I decided to seek more information about the article and the libel case, and my initial review of newspapers from 1902 proved fruitful as I found more information about the article, which was written by William R. Draper and published in the July 27, 1902 Sunday edition of the North American newspaper. Upon reading other news articles relating to the case, I realized that Draper’s article about White Buffalo was completely fabricated and he never committed these murders. In reading many articles, I was able to establish that a libel suit was brought by the North American editors against Draper for authoring the fake article. I also learned that Colonel R.H. Pratt was involved in the case, providing his support to White Buffalo and the North American editors. My research (with the aid of Alyssa Mt. Pleasant, Program Director for the Native American Scholars Initiative) led me to the Beinecke Library at Yale University, which houses the Richard Henry Pratt Papers and I took a day trip to New Haven, CT to review the collection.
Within the Pratt collection at the Beinecke Library I found dozens of letters between Pratt and lawyers, government officials, and Bureau of Indian Affairs agents regarding the case. The most amazing find in the collection was the full front page of The North American, featuring the entire article written by Draper. In my previous research I had only found copies that displayed the main article and partial photo, but did not include the title, date, or name of the newspaper. Finding the full page was crucial to understanding the need for a libel case.
In piecing together the information from the newspapers and correspondence, I was able to conclude that the case was pursued in St. Louis, where Draper was living at the time, and a warrant was issued for his arrest as a fugitive from justice. My research concluded in December 1902, with Draper’s arrest. After his arrest, the presiding judge was unwilling to hold Draper or to hear the prosecution’s evidence.

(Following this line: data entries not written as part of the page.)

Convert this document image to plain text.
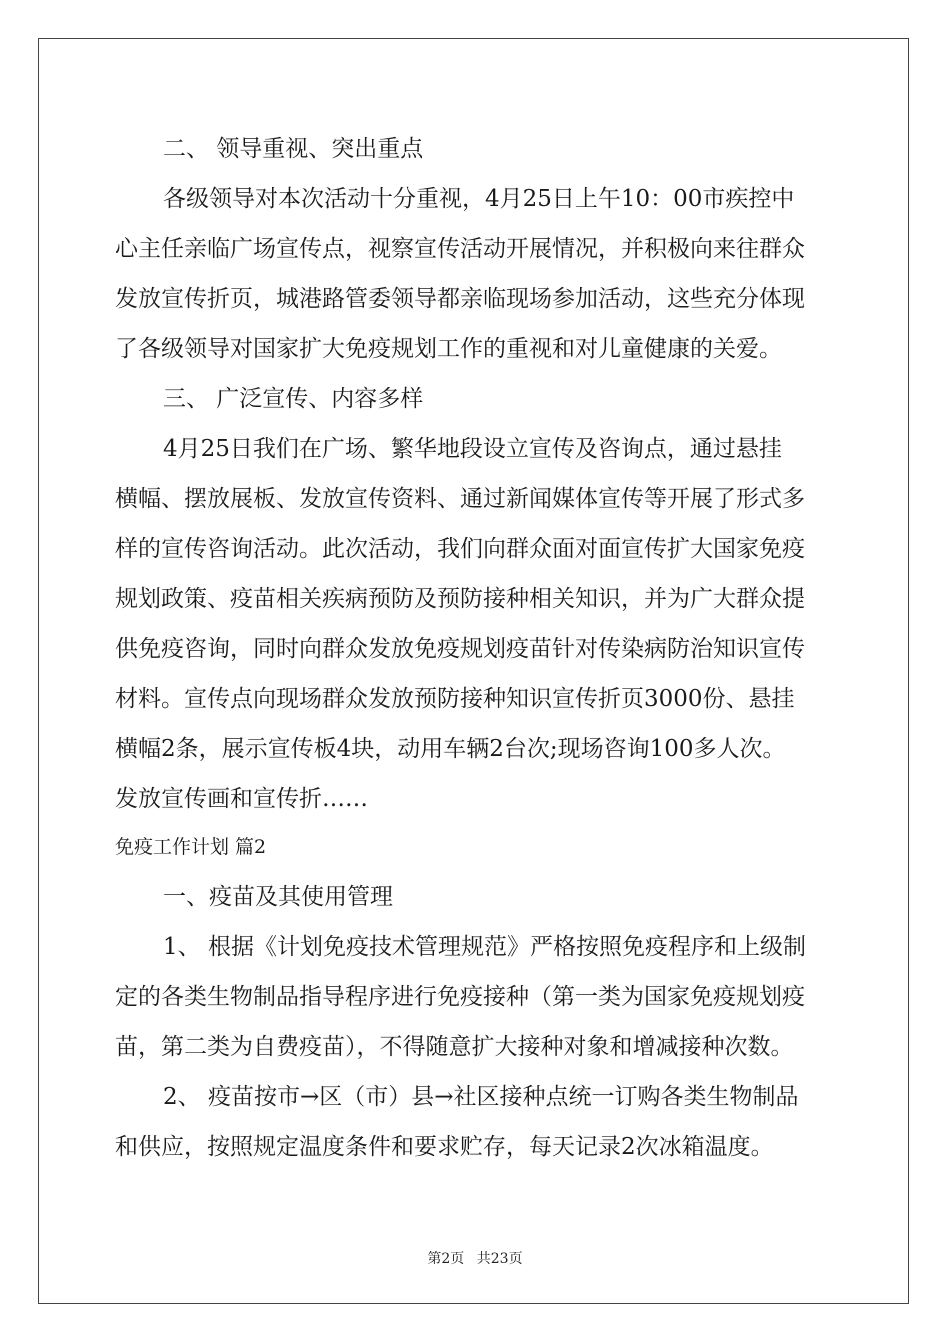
二、 领导重视、突出重点

各级领导对本次活动十分重视，4月25日上午10：00市疾控中

心主任亲临广场宣传点，视察宣传活动开展情况，并积极向来往群众

发放宣传折页，城港路管委领导都亲临现场参加活动，这些充分体现

了各级领导对国家扩大免疫规划工作的重视和对儿童健康的关爱。

三、 广泛宣传、内容多样

4月25日我们在广场、繁华地段设立宣传及咨询点，通过悬挂

横幅、摆放展板、发放宣传资料、通过新闻媒体宣传等开展了形式多

样的宣传咨询活动。此次活动，我们向群众面对面宣传扩大国家免疫

规划政策、疫苗相关疾病预防及预防接种相关知识，并为广大群众提

供免疫咨询，同时向群众发放免疫规划疫苗针对传染病防治知识宣传

材料。宣传点向现场群众发放预防接种知识宣传折页3000份、悬挂

横幅2条，展示宣传板4块，动用车辆2台次;现场咨询100多人次。

发放宣传画和宣传折……

免疫工作计划 篇2

一、疫苗及其使用管理

1、 根据《计划免疫技术管理规范》严格按照免疫程序和上级制

定的各类生物制品指导程序进行免疫接种（第一类为国家免疫规划疫

苗，第二类为自费疫苗），不得随意扩大接种对象和增减接种次数。

2、 疫苗按市→区（市）县→社区接种点统一订购各类生物制品

和供应，按照规定温度条件和要求贮存，每天记录2次冰箱温度。

第2页 共23页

Researching this libel case provided insight about the type of journalism during this time period, specifically as it relates to Native Americans as frequent targets for similar libelous articles. In one of his letters, Pratt writes that before the Draper article, there were at minimum fifteen articles falsely accusing Native Americans of crimes. The goal of this suit was to clear the reputations of the North American, Carlisle Indian Industrial School, and White Buffalo. After the December 1902 decision, it is unknown what happened to the case, whether it was further pursued by the newspaper editors or White Buffalo, but it was powerful in the awareness it brought to the type of fake journalism that was occurring at the time.